En diciembre de 2001, la familia trasladó los libros a la nueva edificación. Los habían guardado dentro del mismo terreno, pero aun así la tarea les demandó una semana. Respetaron el orden que había definido Ruiz Díaz, en función de los ficheros, y guardaron en unos roperos antiguos sus investigaciones y un metro de alto de páginas de diarios con publicaciones de artículos suyos.
Julieta es quien sabe casi con exactitud en qué estantes están los textos de historia, de religión, de filosofía, de literatura, científicos; en castellano, inglés, francés, alemán, griego, latín y hasta sánscrito; la gran variedad de diccionarios, de psicoanálisis, de citas, de simbología. Es también quien se hizo cargo de la tarea que antes tenía su padre: la de cada tanto sacar el polvo de cada uno de ellos.
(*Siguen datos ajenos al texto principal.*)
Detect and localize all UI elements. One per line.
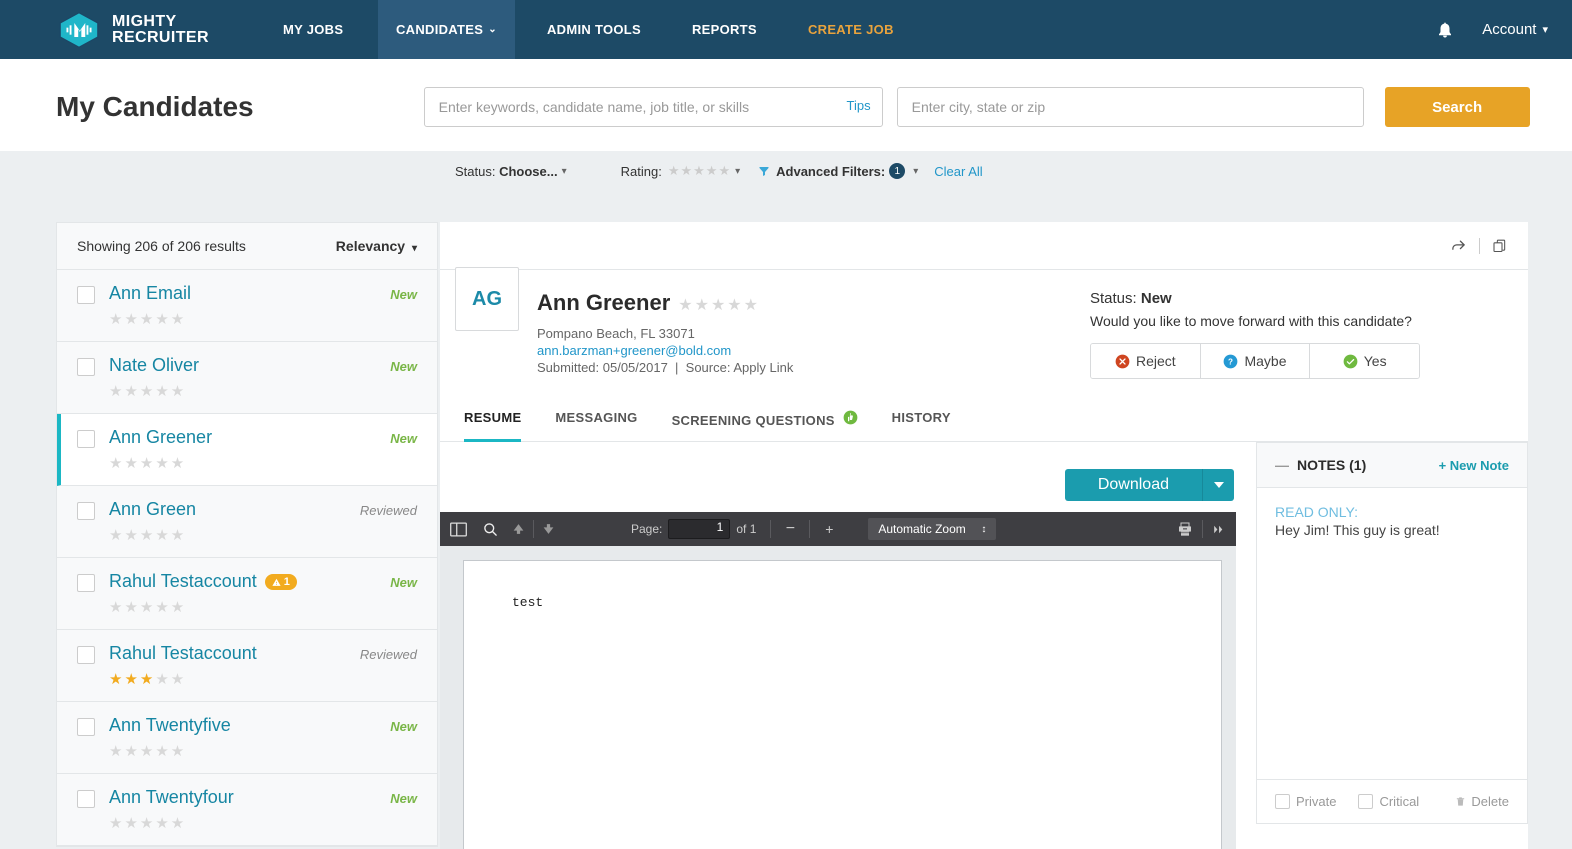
svg-text:?: ? — [1229, 357, 1234, 366]
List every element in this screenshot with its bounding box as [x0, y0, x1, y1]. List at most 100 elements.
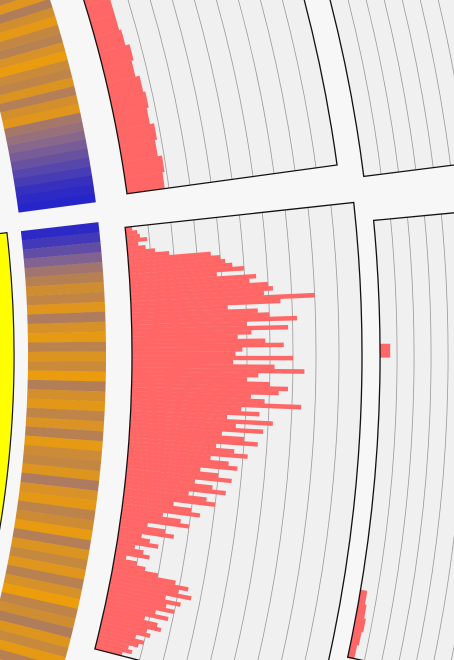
track-lower-bar: [122, 503, 201, 518]
heatmap-upper-cell: [9, 139, 88, 163]
heatmap-upper-cell: [0, 59, 70, 87]
track-outer-upper-gridline: [401, 0, 434, 168]
heatmap-lower-cell: [14, 518, 93, 541]
heatmap-lower-cell: [23, 444, 102, 462]
track-lower-bar: [129, 272, 217, 282]
heatmap-lower-cell: [20, 222, 100, 241]
track-lower-bar: [126, 464, 219, 478]
track-lower-bar: [131, 383, 289, 392]
track-upper-outline: [83, 0, 338, 195]
track-lower-bar: [131, 324, 289, 333]
track-lower-bar: [115, 549, 150, 560]
track-lower-bar: [111, 569, 176, 585]
heatmap-lower-cell: [0, 591, 78, 619]
track-lower-gridline: [257, 209, 294, 660]
heatmap-upper-cell: [0, 68, 73, 96]
track-outer-right-gridline: [398, 215, 432, 660]
heatmap-lower-cell: [25, 416, 105, 432]
heatmap-upper-cell: [0, 7, 56, 34]
track-upper-gridline: [281, 0, 317, 168]
track-lower-bar: [131, 355, 293, 361]
track-lower-bar: [128, 258, 226, 271]
track-lower-bar: [97, 633, 139, 648]
track-upper-bar: [102, 60, 136, 84]
track-lower-bar: [108, 584, 166, 600]
track-upper-gridline: [171, 0, 212, 183]
track-lower-bar: [96, 637, 129, 650]
track-lower-bar: [128, 445, 248, 459]
track-lower-bar: [131, 367, 305, 374]
track-lower-bar: [128, 437, 217, 448]
track-lower-bar: [130, 292, 315, 306]
track-lower-bar: [127, 245, 146, 251]
heatmap-lower-cell: [27, 311, 106, 325]
track-lower-bar: [117, 538, 159, 549]
track-lower-bar: [128, 441, 235, 454]
track-lower-bar: [129, 433, 258, 447]
heatmap-upper-cell: [12, 157, 91, 180]
track-outer-right-bar: [379, 343, 391, 358]
track-upper-bar: [98, 44, 134, 68]
track-lower-bar: [131, 379, 270, 387]
heatmap-lower-cell: [24, 435, 103, 452]
track-lower-bar: [122, 499, 192, 513]
heatmap-lower-cell: [21, 232, 101, 250]
track-lower-bar: [107, 588, 181, 607]
track-lower-bar: [125, 230, 138, 236]
track-lower-bar: [103, 607, 146, 621]
track-lower-bar: [124, 484, 189, 496]
track-lower-bar: [124, 488, 207, 502]
track-lower-bar: [126, 460, 201, 472]
track-lower-bar: [130, 406, 260, 417]
heatmap-upper-cell: [2, 103, 81, 130]
track-lower-bar: [128, 255, 221, 267]
heatmap-lower-cell: [23, 251, 103, 269]
track-lower-bar: [129, 266, 245, 278]
track-lower-bar: [130, 418, 236, 429]
track-lower-bar: [128, 262, 233, 275]
track-lower-bar: [98, 630, 145, 645]
track-upper-bar: [85, 0, 115, 22]
track-lower-bar: [113, 557, 138, 566]
track-lower-bar: [101, 618, 148, 633]
heatmap-lower-cell: [1, 582, 80, 610]
heatmap-lower-cell: [24, 426, 104, 442]
track-upper-bar: [122, 155, 165, 178]
track-lower-bar: [131, 305, 228, 313]
track-lower-bar: [109, 580, 192, 601]
track-upper-bar: [90, 14, 120, 37]
track-upper-bar: [94, 29, 126, 53]
heatmap-lower-cell: [22, 241, 102, 260]
track-lower-bar: [126, 468, 232, 484]
heatmap-upper-cell: [0, 42, 66, 69]
track-lower-bar: [131, 334, 238, 341]
heatmap-upper-cell: [0, 24, 61, 52]
track-lower-bar: [123, 495, 174, 506]
track-lower-bar: [127, 449, 211, 461]
heatmap-lower-cell: [0, 649, 39, 660]
track-lower-bar: [115, 545, 144, 555]
track-lower-bar: [131, 390, 251, 399]
heatmap-lower-cell: [24, 261, 104, 278]
track-lower-gridline: [304, 204, 340, 660]
track-lower-bar: [131, 375, 247, 382]
track-outer-right-bar: [350, 630, 362, 646]
track-lower-bar: [100, 622, 151, 638]
heatmap-lower-cell: [16, 500, 96, 521]
heatmap-lower-cell: [26, 301, 106, 315]
track-lower-bar: [131, 330, 252, 337]
heatmap-upper-cell: [14, 175, 94, 196]
track-lower-bar: [95, 641, 133, 655]
heatmap-lower-cell: [5, 564, 84, 590]
heatmap-upper-cell: [0, 50, 68, 78]
track-lower-bar: [131, 347, 243, 352]
track-lower-bar: [117, 534, 151, 544]
heatmap-lower-cell: [26, 398, 106, 412]
track-upper-bar: [106, 75, 144, 100]
heatmap-upper-cell: [0, 16, 58, 43]
track-upper-bar: [113, 107, 150, 131]
track-lower-bar: [129, 422, 264, 435]
heatmap-lower-cell: [0, 639, 66, 660]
La hija toma un libro y aparece un recorte de diario, y cuenta que en varios Adolfo guardó artículos y también cartas que le escribían con consultas. “La gente creía que era un volado, pero era muy ordenado. En las cartas escribía con lápiz cuándo las había recibido y cuándo respondido. Se movía lento, pero siempre llegaba puntual a todo lados. Y era un dandy”, concluye Julieta con una sonrisa.
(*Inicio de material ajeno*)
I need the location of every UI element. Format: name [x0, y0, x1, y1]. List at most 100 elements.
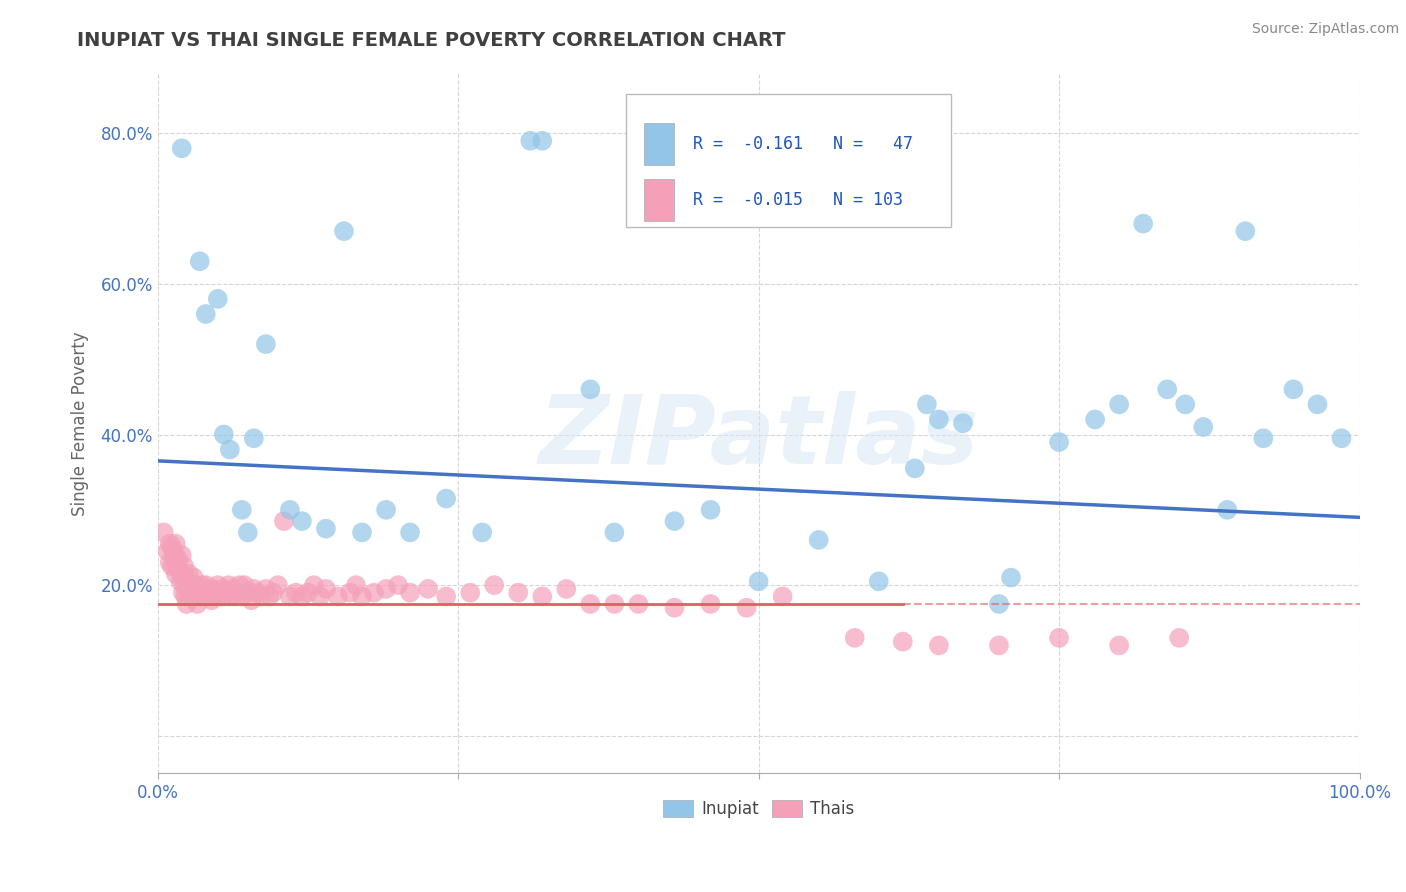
Point	[399, 525, 422, 540]
Point	[1234, 224, 1257, 238]
Point	[471, 525, 494, 540]
Point	[531, 134, 554, 148]
Point	[259, 590, 281, 604]
Point	[152, 525, 174, 540]
Point	[603, 525, 626, 540]
Point	[1330, 431, 1353, 445]
Point	[233, 578, 256, 592]
Point	[928, 412, 950, 426]
Point	[326, 590, 349, 604]
Point	[273, 514, 295, 528]
Point	[180, 590, 202, 604]
Point	[302, 578, 325, 592]
FancyBboxPatch shape	[627, 94, 950, 227]
Text: R =  -0.015   N = 103: R = -0.015 N = 103	[693, 191, 903, 209]
Point	[387, 578, 409, 592]
Point	[174, 590, 197, 604]
Point	[218, 590, 240, 604]
Point	[699, 597, 721, 611]
Point	[555, 582, 578, 596]
Point	[339, 585, 361, 599]
Point	[243, 582, 266, 596]
Point	[868, 574, 890, 589]
Text: ZIPatlas: ZIPatlas	[538, 391, 979, 483]
Point	[315, 522, 337, 536]
Point	[165, 537, 187, 551]
Point	[484, 578, 506, 592]
Point	[200, 585, 222, 599]
Point	[190, 590, 212, 604]
Text: Source: ZipAtlas.com: Source: ZipAtlas.com	[1251, 22, 1399, 37]
Point	[915, 397, 938, 411]
Point	[193, 585, 215, 599]
Point	[1282, 382, 1305, 396]
Point	[1174, 397, 1197, 411]
Point	[1168, 631, 1191, 645]
Point	[221, 582, 243, 596]
Point	[236, 585, 259, 599]
Point	[162, 544, 184, 558]
Point	[519, 134, 541, 148]
Point	[254, 582, 277, 596]
Point	[184, 578, 207, 592]
Point	[891, 634, 914, 648]
Point	[375, 582, 398, 596]
Point	[254, 337, 277, 351]
Point	[434, 590, 457, 604]
Point	[195, 590, 218, 604]
Legend: Inupiat, Thais: Inupiat, Thais	[657, 793, 862, 824]
Point	[579, 597, 602, 611]
Point	[988, 597, 1011, 611]
Point	[194, 578, 217, 592]
Point	[1306, 397, 1329, 411]
Point	[240, 593, 263, 607]
Point	[278, 503, 301, 517]
Point	[169, 574, 191, 589]
Point	[399, 585, 422, 599]
Point	[988, 639, 1011, 653]
Point	[434, 491, 457, 506]
Y-axis label: Single Female Poverty: Single Female Poverty	[72, 331, 89, 516]
Point	[194, 307, 217, 321]
Point	[664, 600, 686, 615]
Point	[218, 442, 240, 457]
Point	[212, 427, 235, 442]
Point	[159, 537, 181, 551]
Point	[344, 578, 367, 592]
Point	[416, 582, 439, 596]
Point	[173, 578, 195, 592]
Point	[207, 292, 229, 306]
Point	[160, 541, 183, 555]
Point	[169, 563, 191, 577]
Point	[224, 590, 246, 604]
Point	[1192, 420, 1215, 434]
Point	[250, 590, 273, 604]
Point	[735, 600, 758, 615]
Point	[179, 578, 201, 592]
Point	[167, 551, 190, 566]
Point	[350, 525, 373, 540]
Point	[243, 431, 266, 445]
Point	[699, 503, 721, 517]
Point	[226, 585, 249, 599]
Point	[904, 461, 927, 475]
Point	[201, 582, 224, 596]
Point	[156, 544, 179, 558]
Point	[212, 590, 235, 604]
Point	[375, 503, 398, 517]
Point	[172, 585, 194, 599]
Point	[748, 574, 770, 589]
Point	[458, 585, 481, 599]
Text: R =  -0.161   N =   47: R = -0.161 N = 47	[693, 135, 912, 153]
Point	[772, 590, 794, 604]
Point	[218, 578, 240, 592]
Point	[160, 559, 183, 574]
Point	[183, 571, 205, 585]
Point	[204, 590, 226, 604]
Point	[181, 582, 204, 596]
Point	[188, 254, 211, 268]
Point	[211, 582, 233, 596]
Point	[177, 582, 200, 596]
Point	[197, 582, 219, 596]
Point	[627, 597, 650, 611]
La esposa, Amalia, comenta que en un tiempo Ruiz Díaz prestaba los libros, pero la costumbre de muchos de no devolverlos le hizo preferir que los interesados los consultaran en el lugar. Sin embargo, era igual de riguroso con los préstamos que recibía. Una de las últimas investigaciones en que trabajó, detalla, era sobre Julio Verne y le faltaban dos publicaciones, que se las prestó un periodista.
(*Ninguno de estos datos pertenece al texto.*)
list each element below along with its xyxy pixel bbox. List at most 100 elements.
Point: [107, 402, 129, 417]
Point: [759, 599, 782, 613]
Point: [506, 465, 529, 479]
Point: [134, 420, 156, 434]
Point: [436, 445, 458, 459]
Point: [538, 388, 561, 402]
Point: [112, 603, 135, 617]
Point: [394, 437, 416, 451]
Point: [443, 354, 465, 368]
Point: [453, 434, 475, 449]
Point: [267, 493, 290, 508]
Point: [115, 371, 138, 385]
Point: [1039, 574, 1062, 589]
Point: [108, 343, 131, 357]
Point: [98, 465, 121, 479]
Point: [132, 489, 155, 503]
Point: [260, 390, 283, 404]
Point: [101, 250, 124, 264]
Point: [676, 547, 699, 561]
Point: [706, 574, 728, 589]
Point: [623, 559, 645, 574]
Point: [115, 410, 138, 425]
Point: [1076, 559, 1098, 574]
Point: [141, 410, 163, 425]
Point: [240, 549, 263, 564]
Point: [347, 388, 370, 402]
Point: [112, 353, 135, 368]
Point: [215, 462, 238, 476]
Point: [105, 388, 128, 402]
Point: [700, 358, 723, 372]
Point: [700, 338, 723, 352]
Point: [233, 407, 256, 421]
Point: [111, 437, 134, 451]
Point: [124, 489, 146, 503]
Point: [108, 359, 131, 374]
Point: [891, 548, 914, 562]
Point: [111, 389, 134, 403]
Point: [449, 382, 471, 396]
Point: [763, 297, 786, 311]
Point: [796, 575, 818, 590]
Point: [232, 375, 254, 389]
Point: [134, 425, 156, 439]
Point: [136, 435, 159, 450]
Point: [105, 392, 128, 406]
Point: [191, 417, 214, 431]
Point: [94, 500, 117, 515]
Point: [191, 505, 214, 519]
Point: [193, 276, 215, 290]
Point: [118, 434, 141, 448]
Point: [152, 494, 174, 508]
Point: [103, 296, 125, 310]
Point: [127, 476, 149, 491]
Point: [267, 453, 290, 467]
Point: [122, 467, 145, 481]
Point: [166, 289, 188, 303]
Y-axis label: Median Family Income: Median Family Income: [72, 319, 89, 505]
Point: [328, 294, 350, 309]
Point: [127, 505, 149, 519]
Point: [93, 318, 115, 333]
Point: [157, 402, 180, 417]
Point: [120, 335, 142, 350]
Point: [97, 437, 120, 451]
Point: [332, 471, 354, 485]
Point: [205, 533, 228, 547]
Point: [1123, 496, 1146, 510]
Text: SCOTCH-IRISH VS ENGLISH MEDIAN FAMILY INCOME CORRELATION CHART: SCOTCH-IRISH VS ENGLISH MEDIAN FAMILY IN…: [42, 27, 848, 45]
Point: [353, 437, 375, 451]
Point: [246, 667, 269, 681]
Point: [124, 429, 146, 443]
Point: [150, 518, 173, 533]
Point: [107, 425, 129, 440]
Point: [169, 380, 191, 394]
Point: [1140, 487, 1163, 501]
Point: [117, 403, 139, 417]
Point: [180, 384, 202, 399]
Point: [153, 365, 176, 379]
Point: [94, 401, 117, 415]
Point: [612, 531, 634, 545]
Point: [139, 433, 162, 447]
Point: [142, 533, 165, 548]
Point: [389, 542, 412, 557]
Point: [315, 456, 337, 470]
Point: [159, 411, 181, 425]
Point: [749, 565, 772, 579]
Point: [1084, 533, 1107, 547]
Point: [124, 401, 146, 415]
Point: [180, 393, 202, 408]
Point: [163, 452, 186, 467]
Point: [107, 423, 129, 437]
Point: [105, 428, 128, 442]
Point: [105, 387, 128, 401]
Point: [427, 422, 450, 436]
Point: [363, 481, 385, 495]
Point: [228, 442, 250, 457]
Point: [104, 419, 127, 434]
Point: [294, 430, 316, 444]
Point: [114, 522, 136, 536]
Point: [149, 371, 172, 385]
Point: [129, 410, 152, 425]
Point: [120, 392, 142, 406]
Después de que falleció, el hombre se acercó con mucho respeto a preguntarle a Beba si no era mucha molestia buscarlas. Encontraron los libros en el sector donde estaban las obras de Verne y, en la primera página, con lápiz, se leía “Pertenece a ...”.
Con una admiración que no afecta el paso del tiempo, Amalia Ugo recuerda a su esposo con la cabeza inclinada en algún texto, cerca de la máquina de escribir, con su gato Teofrasto acomodado sobre tres libros del filósofo griego. No es de extrañar que la biblioteca sea para ella algo sagrado.
Una obra para proteger
La casa de los Ugo, en una corta callecita de la Quinta Sección, era de adobe y si bien no tuvo que ser demolida -como otras- luego del terremoto de 1985, la humedad se empezó a filtrar y a poner en riesgo los libros que había en su interior. Amalia acordó con un arquitecto -que quería construir la casa para su hijo- que demolerían la antigua edificación y levantarían en el terreno una nueva, con la vivienda y la biblioteca.
El predio tiene apenas 7 metros de frente pero se extiende hasta el corazón de manzana, por lo que los dos sitios -separados pero contiguos- van aprovechando distintos espacios. La fachada es compartida entre la casa y una estrecha planta baja de la biblioteca, mientras el ambiente para los libros es más amplio en la parte que da a la calle del segundo nivel. La vivienda, que habita Tristán Casnati, recuperó las antiguas puertas y ventanas de la casa del 1900, y conserva una parte del extenso patio.
El primer "traductor" de Borges
Adolfo Ruiz Díaz nació en Buenos Aires en 1920. Estuvo a punto de terminar la carrera de Medicina, pero viró hacia Filosofía y Letras y obtuvo el doctorado. Llegó a Mendoza en 1953 y fue profesor, durante más de 30 años, de las materias Introducción a la Literatura y Estética.
Alternaba su escritura con la realización de obras plásticas abstractas. Fue autor de “Borges. Enigma y clave”, el primer libro que se publicó, en 1952, sobre el escritor y que sirvió para “traducir” el universo simbólico contenido en sus palabras. Los unió una amistad intelectual y compartieron disertaciones.
Murió el 6 de junio de 1988. Una sala del Museo Municipal de Arte Moderno lleva su nombre. “Sabía mucho y lo explicaba de un modo muy sencillo”, lo describe como docente su mujer, Amalia Ugo.